I had a friend that bought one back in the early eighties. I'd go over to her house to watch as many as I could. Believe me, the system was crap with lousy picture stability even when it didn't skip. It was the poor man's laserdisc, as proved by its quick death. It was also back in the time before letterboxing, so those pan & scan transfers are ancient relics best forgotten.

 
 Posted:   May 16, 2017 - 11:58 AM   
 By:   Ron Pulliam   (Member)

I had one.

It was pretty good unless the CED videodisc would not play.

At that time, they were more reliable than laserdiscs, though.

They were also much cheaper than laserdiscs.

The CED to "Raiders of the Lost Ark" was issued on CED before any other format, as I recall.

And it was under $20.

 
 
 Posted:   May 16, 2017 - 6:48 PM   
 By:   Yen Fai   (Member)

Mat from Techmoan has a thoroughly entertaining video about CED discs and players:

 
 
 Posted:   May 16, 2017 - 6:53 PM   
 By:   riotengine   (Member)

I had a friend that bought one back in the early eighties. I'd go over to her house to watch as many as I could. Believe me, the system was crap with lousy picture stability even when it didn't skip. It was the poor man's laserdisc, as proved by its quick death. It was also back in the time before letterboxing, so those pan & scan transfers are ancient relics best forgotten.

Many years ago a buddy of mine bought one of the RCA players and I borrowed it to check it out. It was terrible. He had a stack of discs and only two of them played through without skipping. The skipping problem was awful on some of the discs.

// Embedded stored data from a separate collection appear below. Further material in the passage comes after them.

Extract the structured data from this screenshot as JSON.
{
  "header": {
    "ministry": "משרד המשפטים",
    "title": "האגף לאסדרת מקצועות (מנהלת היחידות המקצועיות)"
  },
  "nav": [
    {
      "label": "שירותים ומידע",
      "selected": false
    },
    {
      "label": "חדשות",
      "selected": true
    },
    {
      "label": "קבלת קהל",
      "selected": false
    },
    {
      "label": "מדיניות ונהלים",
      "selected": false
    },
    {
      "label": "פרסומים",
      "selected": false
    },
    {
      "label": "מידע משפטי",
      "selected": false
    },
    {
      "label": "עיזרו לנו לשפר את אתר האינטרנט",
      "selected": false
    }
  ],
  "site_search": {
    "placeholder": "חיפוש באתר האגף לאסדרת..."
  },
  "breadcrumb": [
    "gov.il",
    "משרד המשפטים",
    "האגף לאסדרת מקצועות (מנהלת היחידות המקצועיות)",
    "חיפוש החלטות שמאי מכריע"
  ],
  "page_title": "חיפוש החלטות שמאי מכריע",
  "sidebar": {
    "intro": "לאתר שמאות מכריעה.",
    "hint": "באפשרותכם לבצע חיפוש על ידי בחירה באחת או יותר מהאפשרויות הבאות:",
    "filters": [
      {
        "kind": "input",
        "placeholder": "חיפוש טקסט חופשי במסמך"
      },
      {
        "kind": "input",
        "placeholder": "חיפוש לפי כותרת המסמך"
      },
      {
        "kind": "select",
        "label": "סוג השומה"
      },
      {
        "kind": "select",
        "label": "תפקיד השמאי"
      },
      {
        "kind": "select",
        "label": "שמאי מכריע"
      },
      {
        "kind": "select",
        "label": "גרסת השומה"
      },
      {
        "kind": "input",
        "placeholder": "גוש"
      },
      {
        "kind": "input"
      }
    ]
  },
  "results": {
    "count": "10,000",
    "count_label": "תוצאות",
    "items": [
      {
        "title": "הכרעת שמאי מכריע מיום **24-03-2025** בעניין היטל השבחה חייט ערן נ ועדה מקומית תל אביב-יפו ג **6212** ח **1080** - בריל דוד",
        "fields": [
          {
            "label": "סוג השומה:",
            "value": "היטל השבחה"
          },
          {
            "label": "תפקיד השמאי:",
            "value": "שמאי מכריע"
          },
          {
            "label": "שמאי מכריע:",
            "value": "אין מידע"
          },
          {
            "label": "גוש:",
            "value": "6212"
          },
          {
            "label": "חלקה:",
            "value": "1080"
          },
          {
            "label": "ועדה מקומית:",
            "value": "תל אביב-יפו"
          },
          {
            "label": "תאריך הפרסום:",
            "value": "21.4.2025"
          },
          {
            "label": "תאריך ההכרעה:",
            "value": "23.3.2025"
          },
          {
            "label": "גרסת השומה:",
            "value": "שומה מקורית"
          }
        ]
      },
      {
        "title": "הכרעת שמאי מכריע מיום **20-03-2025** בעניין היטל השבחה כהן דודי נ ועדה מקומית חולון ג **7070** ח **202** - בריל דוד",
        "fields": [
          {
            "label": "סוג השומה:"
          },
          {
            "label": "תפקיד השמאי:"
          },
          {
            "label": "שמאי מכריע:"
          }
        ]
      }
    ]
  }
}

It helped me make up my mind to get a laserdisc player. I then bought my first Pioneer top-loading LD player and never looked back. I think this was around 1984-85?

Greg Espinoza

 
 
 Posted:   May 17, 2017 - 2:20 AM   
 By:   jenkwombat   (Member)

Last year, I picked up the CEDs of STAR WARS and EMPIRE extremely cheaply at a yard sale just to have as collectibles. Other than that, no other discs --- not even a player. For me it was laserdiscs... until DVDs and Blu-Rays came along.